Some other random thought about PDF text output that is not
necessarily related to the text extraction problem, but passed
through my mind during these experiments:

  - A problem about using composite fonts is that when you find
    out that you need a composite font (that is, more than 255
    glyphs of the font should be subsetted), it's too late to
    switch, since you have already output PDF code the previous
    glyphs as single-byte codepoints.  So one ends up using
    composite fonts unconditionally (exception is, if the
    original font has less than 256 glyphs, there's no point in
    using composite fonts at all.).  This slightly wastes space
    as each codepoint will be encoded as four hex bytes instead
    of two.  This is assuming the simple UCS-2 Identity CMap
    codepoint encoding that maps two bytes to a glyph value of
    0..65535.  However, one can use a UTF-8 scheme such that the
    first 128 glyphs are accessed using one byte and so on.  This
    way the PDF generator can use a simple font for subsets with
    less than 128 glyphs.  However, Adrian is telling me that
    Poppler only supports UCS-2 Identity CMap mapping for CID
    font codepoint encoding.  So this may not be feasible.  It
    does support arbitrary CMap mappings for ToUnicode tables
    though, so the code certainly is there...  The PDF spec also
    says that:

      Acrobat Versions 4.0 and 5.0 (PDF Versions 1.3 and 1.4,
      respectively) must use “ToUnicode” mapping ﬁles that are
      restricted to UCS-2 (Big Endian) encoding, which is
      equivalent to UTF-16BE encoding without Surrogates.

    (Note how the "fi" in "files" is encoded as a U+FB01 LATIN
    SMALL LIGATURE FI because I copy/pasted from the spec.)

  - Shall we use standard encodings if all the used glyphs in a
    subset are in a well-supported standard encoding?  May be
    worth the slight optimization.  Also may make generated
    PS/PDF more readable for the case of simple ASCII text.

  - Also occurred to me that in PDF almost all objects can come
    after hey are referenced.  Does this mean we can write out
    pages as we go and avoid writing to a temp file that we
    currently do?

  - TaggedPDF allows for a lot more, but it's very hard to for
    example mark all paragraphs and pages and all.  There's also
    a ReversedText tag in there.  In most cases though, seems
    like we can do the same without it as far as text extraction
    is concerned.  Some cairo API may be added to allow TaggedPDF
    marking from higher level.  Something like:

	cairo_pdf_marked_content_sequence_t
	cairo_pdf_surface_begin/end_marked_content()

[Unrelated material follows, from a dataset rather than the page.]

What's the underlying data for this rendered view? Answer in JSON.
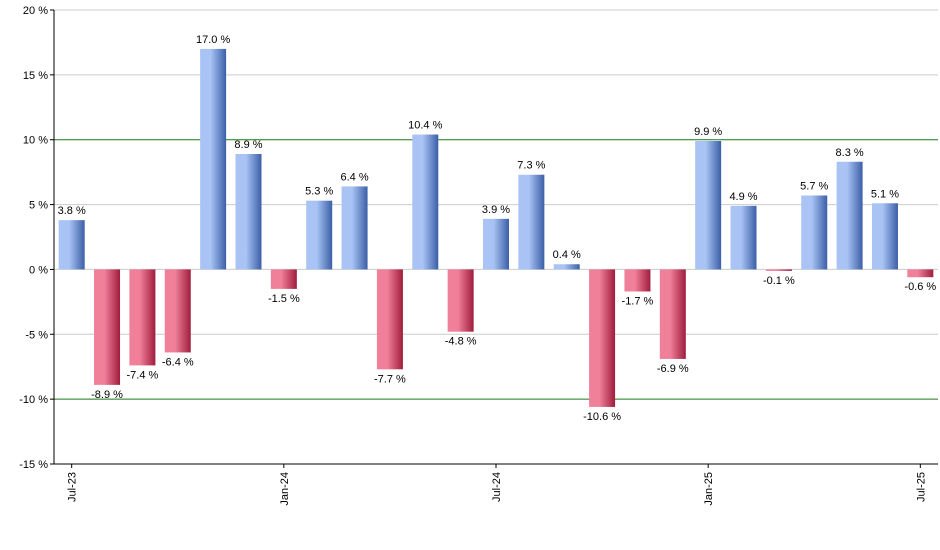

  - Other possibly useful PDF APIs will be for embedding
    arbitrary objects, for marking ActualText around arbitrary
    drawing operations, and to get object number for any embedded
    fonts, patterns, etc.  We are still waiting for someone more
    familiar with PDF and higher-level use-cases to tell us what
    exactly they need from cairo...

=================================================================

Anyway, wow, 400 lines.  Thanks for reading this far.  I'm going
to do a presentation on PDF text extraction at the Linux
Foundation OpenPrinting Summit next week in Montréal, mostly based on
this mail:

  http://www.linux-foundation.org/en/OpenPrinting/SummitMontreal

I try to hack something up this week, but most probably I just
get to do the Pango side and wait for some PDF ninja to do the
cairo side.  You know who you are!

Cheers,

-- 
behdad
http://behdad.org/

"Those who would give up Essential Liberty to purchase a little
 Temporary Safety, deserve neither Liberty nor Safety."
        -- Benjamin Franklin, 1759